Van’dan önce Ankara’ya daha sonra Edirne’ye gitmek için yürüyen Özbek mülteciler Credit: Ruşen Takva.

HDP Göçmen ve Mülteci Komisyonu Eş Sözcüsü Gülsüm Ağaoğlu, ‘Erdoğan, mültecileri iç ve dış politikada her sıkıştığında Avrupa’ya karşı bir pazarlık konusu olarak kullanıyor’  tespitinde bulunuyor.

Önceleri Türkiye’nin doğusundan gelen mülteciler misafir olarak tanımlanıyordu diyen Ağaoğlu,  ‘Daha sonra geçici kabul gibi bir kabul anlaşması getirildi. Yani, Türkiye’de şu an yaşayan mülteciler, olması gerektiği gibi mülteci statüsünde kabul edilmiyor. Biz önce mültecilik, daha sonra vatandaşlık statüsünün tanınmasını istiyoruz” diyor.

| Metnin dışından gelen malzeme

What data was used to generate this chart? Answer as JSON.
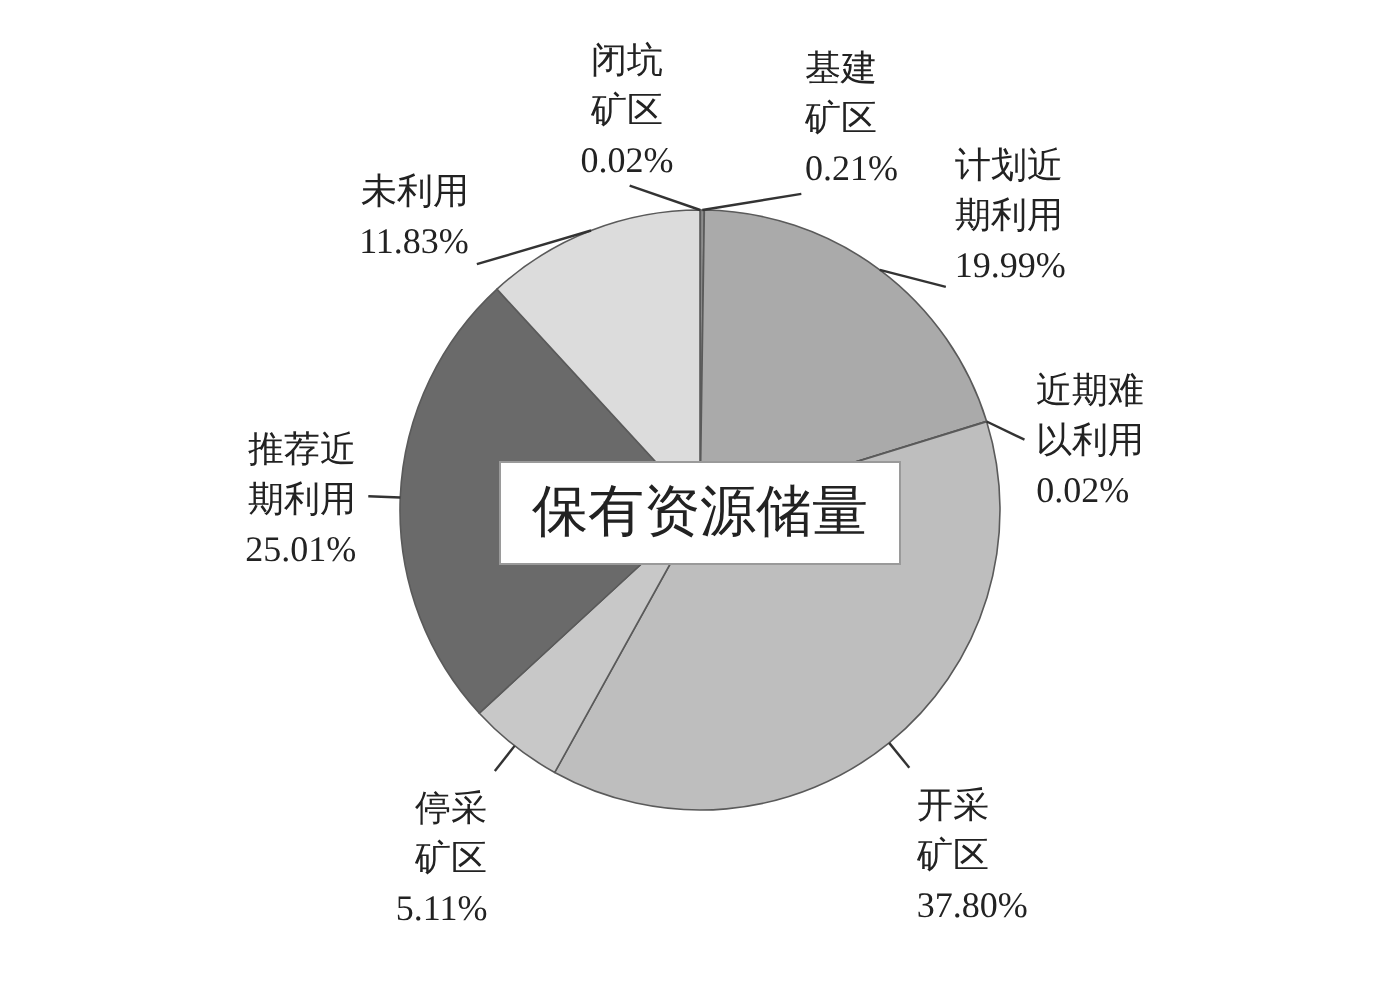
{
  "chart_data": {
    "type": "pie",
    "title": "保有资源储量",
    "categories": [
      "闭坑矿区",
      "基建矿区",
      "计划近期利用",
      "近期难以利用",
      "开采矿区",
      "停采矿区",
      "推荐近期利用",
      "未利用"
    ],
    "values": [
      0.02,
      0.21,
      19.99,
      0.02,
      37.8,
      5.11,
      25.01,
      11.83
    ],
    "value_labels": [
      "0.02%",
      "0.21%",
      "19.99%",
      "0.02%",
      "37.80%",
      "5.11%",
      "25.01%",
      "11.83%"
    ],
    "colors": [
      "#808080",
      "#8c8c8c",
      "#aaaaaa",
      "#808080",
      "#bebebe",
      "#c8c8c8",
      "#6a6a6a",
      "#dcdcdc"
    ]
  }
}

Tatvan otogarında öğle yemeği. Credit: Ruşen Takva

Kamuoyunda çözüm süreci olarak bilinen yıllarda tüm sınır kentlerinde kalekol yapılan Türkiye’deki güvenlik politikalarına değinen Ağaoğlu, “Türkiye’nin güvenlikçi politikaları neticesinde Van’da adım başı yapılan karakol ve kalekollardan kaçmak isteyen mülteciler, hiç güvenli olmayan yolları kullanmak zorunda kalıyorlar. O yolu kullanan insan kaçakçılarının aynı zamanda devletin güvenlik görevlileriyle beraber çalıştıklarını da biliyoruz. Zira İçişleri Bakanı Süleyman Soylu‘nun ‘kuş geçse görürüz’ diye beyanları var. Böyleyse eğer geçişlerden habersiz olmalarının imkanı yok denilebilir ” diye konuşuyor.